Inappropriate Intimacy is the direct violation of that claim. When Order reads Customer.lastOrderTotal, Order has claimed knowledge of a design decision inside Customer (that the customer caches its last total, in this format, on this field). Every future change to that design decision — caching it elsewhere, removing the cache, changing the type — becomes a change to Order as well.

Parnas's reframing turns the smell from "feels coupled" to a measurable proposition: count the design decisions class A has claimed of class B. Each claim is a unit of liability. The senior code reviewer's job is to keep that count near zero across module boundaries.

// Three claims of knowledge in one expression:
order.customer.address.street.toUpperCase()
//    ^^^^^^^^                  Order knows Customer has an `address` field
//             ^^^^^^^^         Order knows Address exposes a `street`
//                      ^^^^^^^^Order knows the street is a String

Hide one of the three (say, Customer.shippingStreetForLabel()) and Order loses two claims at once.

2. Java's access modifiers — designed to fail

Java has four visibilities: private, package-private (default), protected, public.
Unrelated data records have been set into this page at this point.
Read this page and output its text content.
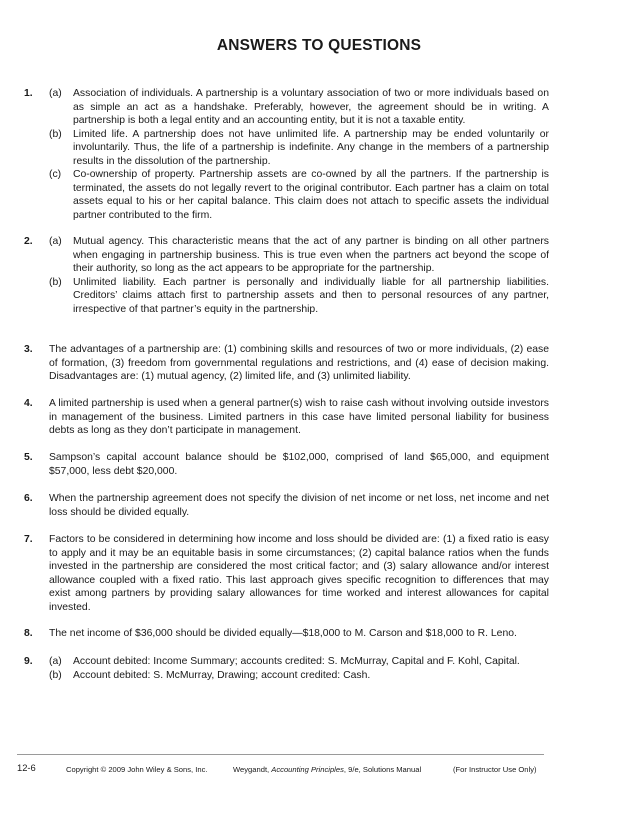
ANSWERS TO QUESTIONS
1. (a) Association of individuals. A partnership is a voluntary association of two or more individuals based on as simple an act as a handshake. Preferably, however, the agreement should be in writing. A partnership is both a legal entity and an accounting entity, but it is not a taxable entity.
(b) Limited life. A partnership does not have unlimited life. A partnership may be ended voluntarily or involuntarily. Thus, the life of a partnership is indefinite. Any change in the members of a partnership results in the dissolution of the partnership.
(c) Co-ownership of property. Partnership assets are co-owned by all the partners. If the partnership is terminated, the assets do not legally revert to the original contributor. Each partner has a claim on total assets equal to his or her capital balance. This claim does not attach to specific assets the individual partner contributed to the firm.
2. (a) Mutual agency. This characteristic means that the act of any partner is binding on all other partners when engaging in partnership business. This is true even when the partners act beyond the scope of their authority, so long as the act appears to be appropriate for the partnership.
(b) Unlimited liability. Each partner is personally and individually liable for all partnership liabilities. Creditors’ claims attach first to partnership assets and then to personal resources of any partner, irrespective of that partner’s equity in the partnership.
3. The advantages of a partnership are: (1) combining skills and resources of two or more individuals, (2) ease of formation, (3) freedom from governmental regulations and restrictions, and (4) ease of decision making. Disadvantages are: (1) mutual agency, (2) limited life, and (3) unlimited liability.
4. A limited partnership is used when a general partner(s) wish to raise cash without involving outside investors in management of the business. Limited partners in this case have limited personal liability for business debts as long as they don’t participate in management.
5. Sampson’s capital account balance should be $102,000, comprised of land $65,000, and equipment $57,000, less debt $20,000.
6. When the partnership agreement does not specify the division of net income or net loss, net income and net loss should be divided equally.
7. Factors to be considered in determining how income and loss should be divided are: (1) a fixed ratio is easy to apply and it may be an equitable basis in some circumstances; (2) capital balance ratios when the funds invested in the partnership are considered the most critical factor; and (3) salary allowance and/or interest allowance coupled with a fixed ratio. This last approach gives specific recognition to differences that may exist among partners by providing salary allowances for time worked and interest allowances for capital invested.
8. The net income of $36,000 should be divided equally—$18,000 to M. Carson and $18,000 to R. Leno.
9. (a) Account debited: Income Summary; accounts credited: S. McMurray, Capital and F. Kohl, Capital.
(b) Account debited: S. McMurray, Drawing; account credited: Cash.
12-6	Copyright © 2009 John Wiley & Sons, Inc.	Weygandt, Accounting Principles, 9/e, Solutions Manual	(For Instructor Use Only)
Three of them leak.

  • private is the only one that actually hides. Anything else is visible to some other class.
  • Package-private is the most common Inappropriate Intimacy vector. Two classes in the same package have full read/write access to each other's package-private members. This is Java's silent friend keyword.
  • protected exposes the field to subclasses and to the same package. Anyone can become a subclass; subclasses can read your state forever.
  • public is global. Everyone is intimate.
package com.acme.shop;
public class Order {
    private   BigDecimal subtotal;   // hidden from everyone
    BigDecimal           discount;   // visible to every class in com.acme.shop
    protected BigDecimal tax;        // visible to subclasses AND com.acme.shop
    public    BigDecimal total;      // visible everywhere
}

A typical Java codebase has hundreds of package-private fields. Each one is a license for anyone in the package to be intimate with that class. The license is implicit, undocumented, and impossible to audit by reading Order in isolation — you have to read every class in the package to find out who is using it.

A defensible default: everything private unless a sibling has a documented reason to need access. The reason should appear in a comment or a @VisibleForTesting-style marker.

3. Encapsulation breaks below the language level

Even when fields are private, encapsulation can leak. Three common holes:

Returning a mutable reference.

public class Order {
    private final List<LineItem> items = new ArrayList<>();
    public List<LineItem> getItems() { return items; }   // caller can items.add(...)
}

Order is now intimate with every caller of getItems. Anyone holding the returned list can mutate Order's internals. Return List.copyOf(items), an unmodifiable wrapper, or a stream — the type tells the caller whether mutation is permitted.

Storing a passed-in reference.

public class Order {
    private final List<LineItem> items;
    public Order(List<LineItem> items) { this.items = items; }   // aliased!
}

// Caller:
var src = new ArrayList<LineItem>();
var order = new Order(src);
src.add(extra);                  // modifies order from outside

Order is intimate with whoever built the list. Defensive copy in the constructor: this.items = List.copyOf(items).

Exposing a builder that mutates after build().

public class Order {
    public static Builder builder() { return new Builder(); }
    private Order(Builder b) {
        this.items = b.items;        // shares reference with the still-mutable builder
    }
}

The builder must either freeze its state at build() or copy it into the constructed object. Otherwise Order and the builder are intimate forever.

Encapsulation isn't an access modifier — it's a property of the object graph at runtime. private plus reference aliasing equals zero encapsulation.

4. Detection — dependency graphs and intimacy edges

Static analysis can't read intent, but it can count who-references-whom. Two metrics, used together, reveal intimacy without reading any code:

  • CBO (Coupling Between Objects) — the number of other classes a given class references. High CBO is a coupling smell, not necessarily intimacy.
  • Bidirectional reference count — the number of pairs (A, B) where A references B and B references A. Each pair is a candidate for intimacy.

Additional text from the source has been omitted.